Best practices for Plone deployment.

Andrew discussed a set of tips for Plone deployment.

Regarding the hardware: the most important aspect is to have as much RAM as possible.

Caching: Squid

There are several types of caching: a proxy cache (e.g. Squid and Varnish), ZEO client RAM cache and browser cache. To be able to use Squid, Plone should send the right headers. Enter CacheFu. You’ll need to install it, enable it and set the purge type to simple purge. Note that templates are stored in the ZEO RAM cache by default. (The RAM cache is fast, but it also increases the memory footprint of the instance.)

To check the headers sent out by Plone, you can use the Firefox extension Firebug.

HTTP Server: Nginx

Nginx is much more flexible in URL rewriting compared to Squid.

  • Nginx is lightweight.
  • It supports SSL.
  • A default Apache install includes many modules and thus takes up valuable RAM.

ZEO Cluster

Using the setup described above, the site is much faster for anonymous users but not for logged in users. By having several ZEO clients, you can use a load balancer like Pound to spread the traffic.

Advice: use as many clients as you can until you run out of RAM. Andrew hasn’t done a setup with more than 6–8 clients. If you do, monitor the ZEO server logs for conflict errors.

Final setup

This leads to a final setup where each request is first processed by Squid. If it cannot serve a cached version, it forwards the request to Nginx. Nginx can do its rewriting and then passes it to Pound, which in turn sends it to one of the ZEO clients.
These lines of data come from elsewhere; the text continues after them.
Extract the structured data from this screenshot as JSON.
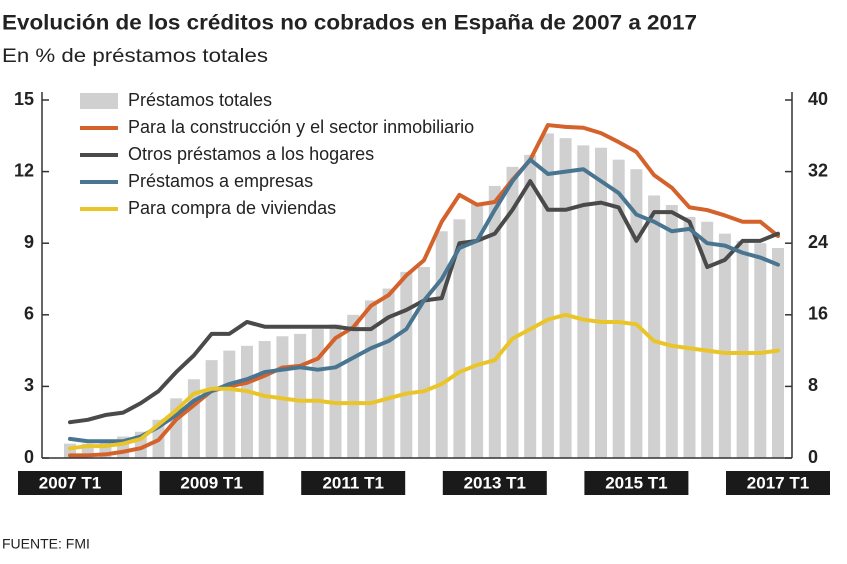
{
  "chart_data": {
    "type": "combo",
    "title": "Evolución de los créditos no cobrados en España de 2007 a 2017",
    "subtitle": "En % de préstamos totales",
    "source": "FUENTE: FMI",
    "categories": [
      "2007 T1",
      null,
      null,
      null,
      null,
      null,
      null,
      null,
      "2009 T1",
      null,
      null,
      null,
      null,
      null,
      null,
      null,
      "2011 T1",
      null,
      null,
      null,
      null,
      null,
      null,
      null,
      "2013 T1",
      null,
      null,
      null,
      null,
      null,
      null,
      null,
      "2015 T1",
      null,
      null,
      null,
      null,
      null,
      null,
      null,
      "2017 T1"
    ],
    "ylim": [
      0,
      15
    ],
    "yticks": [
      0,
      3,
      6,
      9,
      12,
      15
    ],
    "y2lim": [
      0,
      40
    ],
    "y2ticks": [
      0,
      8,
      16,
      24,
      32,
      40
    ],
    "legend": "top-left",
    "series": [
      {
        "name": "Préstamos totales",
        "type": "bar",
        "color": "#d0d0d0",
        "values": [
          0.6,
          0.6,
          0.7,
          0.9,
          1.1,
          1.6,
          2.5,
          3.3,
          4.1,
          4.5,
          4.7,
          4.9,
          5.1,
          5.2,
          5.4,
          5.6,
          6.0,
          6.6,
          7.1,
          7.8,
          8.0,
          9.5,
          10.0,
          10.7,
          11.4,
          12.2,
          12.7,
          13.6,
          13.4,
          13.1,
          13.0,
          12.5,
          12.1,
          11.0,
          10.6,
          10.1,
          9.9,
          9.4,
          9.1,
          9.0,
          8.8
        ]
      },
      {
        "name": "Para la construcción y el sector inmobiliario",
        "type": "line",
        "axis": "y2",
        "color": "#d4622a",
        "values": [
          0.3,
          0.3,
          0.4,
          0.7,
          1.1,
          2.0,
          4.3,
          5.9,
          7.5,
          8.0,
          8.4,
          9.2,
          10.1,
          10.3,
          11.1,
          13.4,
          14.6,
          17.0,
          18.2,
          20.4,
          22.1,
          26.4,
          29.4,
          28.3,
          28.6,
          31.1,
          33.3,
          37.2,
          37.0,
          36.9,
          36.3,
          35.3,
          34.2,
          31.6,
          30.2,
          28.0,
          27.7,
          27.1,
          26.4,
          26.4,
          24.8
        ]
      },
      {
        "name": "Otros préstamos a los hogares",
        "type": "line",
        "color": "#4a4a4a",
        "values": [
          1.5,
          1.6,
          1.8,
          1.9,
          2.3,
          2.8,
          3.6,
          4.3,
          5.2,
          5.2,
          5.7,
          5.5,
          5.5,
          5.5,
          5.5,
          5.5,
          5.4,
          5.4,
          5.9,
          6.2,
          6.6,
          6.7,
          9.0,
          9.1,
          9.4,
          10.4,
          11.6,
          10.4,
          10.4,
          10.6,
          10.7,
          10.5,
          9.1,
          10.3,
          10.3,
          9.9,
          8.0,
          8.3,
          9.1,
          9.1,
          9.4
        ]
      },
      {
        "name": "Préstamos a empresas",
        "type": "line",
        "color": "#4a7591",
        "values": [
          0.8,
          0.7,
          0.7,
          0.7,
          0.9,
          1.3,
          1.8,
          2.4,
          2.8,
          3.1,
          3.3,
          3.6,
          3.7,
          3.8,
          3.7,
          3.8,
          4.2,
          4.6,
          4.9,
          5.4,
          6.6,
          7.5,
          8.8,
          9.1,
          10.4,
          11.6,
          12.5,
          11.9,
          12.0,
          12.1,
          11.6,
          11.1,
          10.2,
          9.9,
          9.5,
          9.6,
          9.0,
          8.9,
          8.6,
          8.4,
          8.1
        ]
      },
      {
        "name": "Para compra de viviendas",
        "type": "line",
        "color": "#eac52a",
        "values": [
          0.4,
          0.5,
          0.5,
          0.6,
          0.8,
          1.4,
          2.0,
          2.7,
          2.9,
          2.9,
          2.8,
          2.6,
          2.5,
          2.4,
          2.4,
          2.3,
          2.3,
          2.3,
          2.5,
          2.7,
          2.8,
          3.1,
          3.6,
          3.9,
          4.1,
          5.0,
          5.4,
          5.8,
          6.0,
          5.8,
          5.7,
          5.7,
          5.6,
          4.9,
          4.7,
          4.6,
          4.5,
          4.4,
          4.4,
          4.4,
          4.5
        ]
      }
    ]
  }
}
When a page has changed, Zope can send a purge request to Squid.

Other considerations

  • Have a robots.txt to keep robots from hammering your site and thus prevent them from taking up too much processor time.
  • Use repozo scripts for backups.
  • Institute ZODB packing to save on disk space
  • Log rotation: Squid, Nginx, Pound, the ZEO clients and the ZEO server all have logs by default. Advice: log through Squid for web statistics and ditch the other logs.
  • For HTTPS sites, you’ll have to bypass Squid, but can still have Nginx (or Apache).
  • If you don’t need complex rewrite rules, you could also use the Squid load balancing (and thus remove Nginx and Pound from the equation).
  • Having Nginx behind Squid (instead of the other way around) allows you to have squid allow/disallow domains. It’s also easier to purge the cache this way.
  • You can use ab and JMeter for load metering.
  • Andrew has experienced some problems with Varnish sucking up all of the resources of the server. This was 6–7 months ago however. The Six Feet Up site has been running with Varnish for quite a while now without problems though.